ABAIXO, 12 DICAS ESSENCIAIS PARA VOCÊ COLOCAR EM PRÁTICA

Nada é físico, nada é psicológico; tudo é psicofísico (sua reação ao café prova isso, conclusivamente). Praticar não é exceção. “Pensar, agir, sentir, fazer escolhas” é preferível a “atuar”.

Todo o corpo está presente em tudo o que você faz. Em vez de exercitar os dedos, tome consciência da sua cabeça, pescoço, costas e pernas. Pouco a pouco, descubra como eles colaboram com o trabalho de seus dedos.

Desenvolva o hábito de analisar cada situação musical: prática diária, ensaios de música de câmara, preparação de concertos. Tenha como objetivo tornar-se capaz de resumir, em trinta segundos ou dois pequenos parágrafos, o que é essencial em cada situação e quais são seus problemas e suas possíveis soluções.

A música é um idioma e, como todas as línguas, é ritmicamente estruturada. Se você praticar um gesto divorciado de seu conteúdo rítmico, você está fazendo mais mal do que bem. Deixe cada nota ser uma sílaba ou uma palavra, sugerindo uma frase ou parágrafo significativo. Quanto mais a sua música for linguística, mais essencial (e agradável) será sua prática.
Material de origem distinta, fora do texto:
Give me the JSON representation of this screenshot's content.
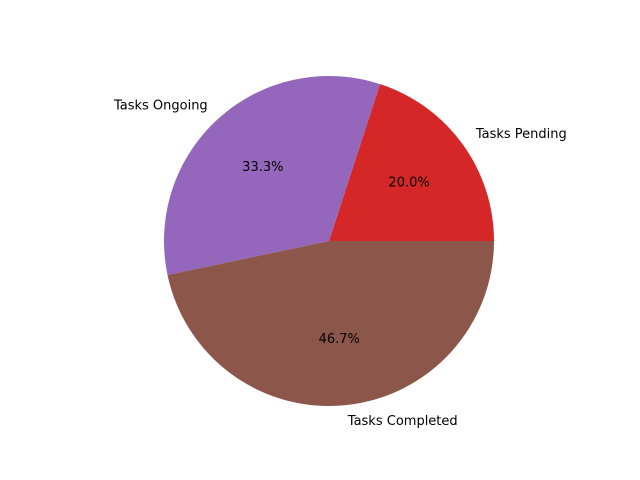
{
  "chart_data": {
    "type": "pie",
    "title": "",
    "start_angle_deg": 0,
    "direction": "counterclockwise",
    "slices": [
      {
        "label": "Tasks Pending",
        "value": 20.0,
        "pct_label": "20.0%",
        "color": "#d62728"
      },
      {
        "label": "Tasks Ongoing",
        "value": 33.3,
        "pct_label": "33.3%",
        "color": "#9467bd"
      },
      {
        "label": "Tasks Completed",
        "value": 46.7,
        "pct_label": "46.7%",
        "color": "#8c564b"
      }
    ]
  }
}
Tente se pegar quando envolvido em padrões de vício (fazendo demais) e evasão (não enfrentando as questões musicais e técnicas em questão). No começo, pode ser mais fácil observar esses padrões em outras pessoas. Passe pelos corredores de uma escola de música e ouça o que acontece em cada sala de prática. Não é chocante como algumas pessoas abusam de seus instrumentos de forma insensata? Com o tempo, você se tornará mais capaz de detectar as suas tendências prejudiciais, que por muito tempo chocavam seus amigos e colegas!

É impossível praticar bem por oito horas ou mais por dia. Se você eliminar todos os momentos prejudiciais dessas oito horas de trabalho, provavelmente sobrariam umas três ou quatro horas no máximo. Prática curta e essencial é incomparavelmente superior à prática longa e prejudicial.

O prazer e o desprazer têm o seu lugar legítimo na vida e na prática. O problema consiste em basear julgamentos absolutos (“bom, mau, sempre, nunca, deve, não deve”) somente no prazer e desprazer. Uma atitude sóbria durante a prática, independentemente de quão intenso seja o prazer ou a dor em questão, ajuda você a aprender e seguir em frente.

Praticar, como beijar, pode ser repetitivo sem se tornar mecânico. E, como beijar, pode ser totalmente prazeroso por um longo período de tempo.

Alterne frequentemente entre exercícios e pausas. Ao refrescar-se constantemente, você evitará cair nas armadilhas do hábito sem sentido e da prática prejudicial.

Trabalhe na solução, não no problema. Vamos supor que o problema é uma mudança de posição. Ficar mudando de posição repetidamente é trabalhar no problema. Trabalhar na solução é melhorar a coordenação geral, o ritmo e o tempo, o uso do arco e assim por diante.

Os exercícios simples perfeitamente executados são sempre úteis e, muitas vezes, essenciais. Eles exigem mais atenção do que geralmente assumimos.

Apenas alguns gênios têm a capacidade de trabalhar principalmente no nível essencial, sem dor nem fadiga. Nós, músicos de capacidades médias, devemos nos conduzir para esse objetivo toda a hora. Não importa se nunca alcançarmos o essencial na sua totalidade. O principal é melhorar nisso semana a semana, mês a mês, ano após ano.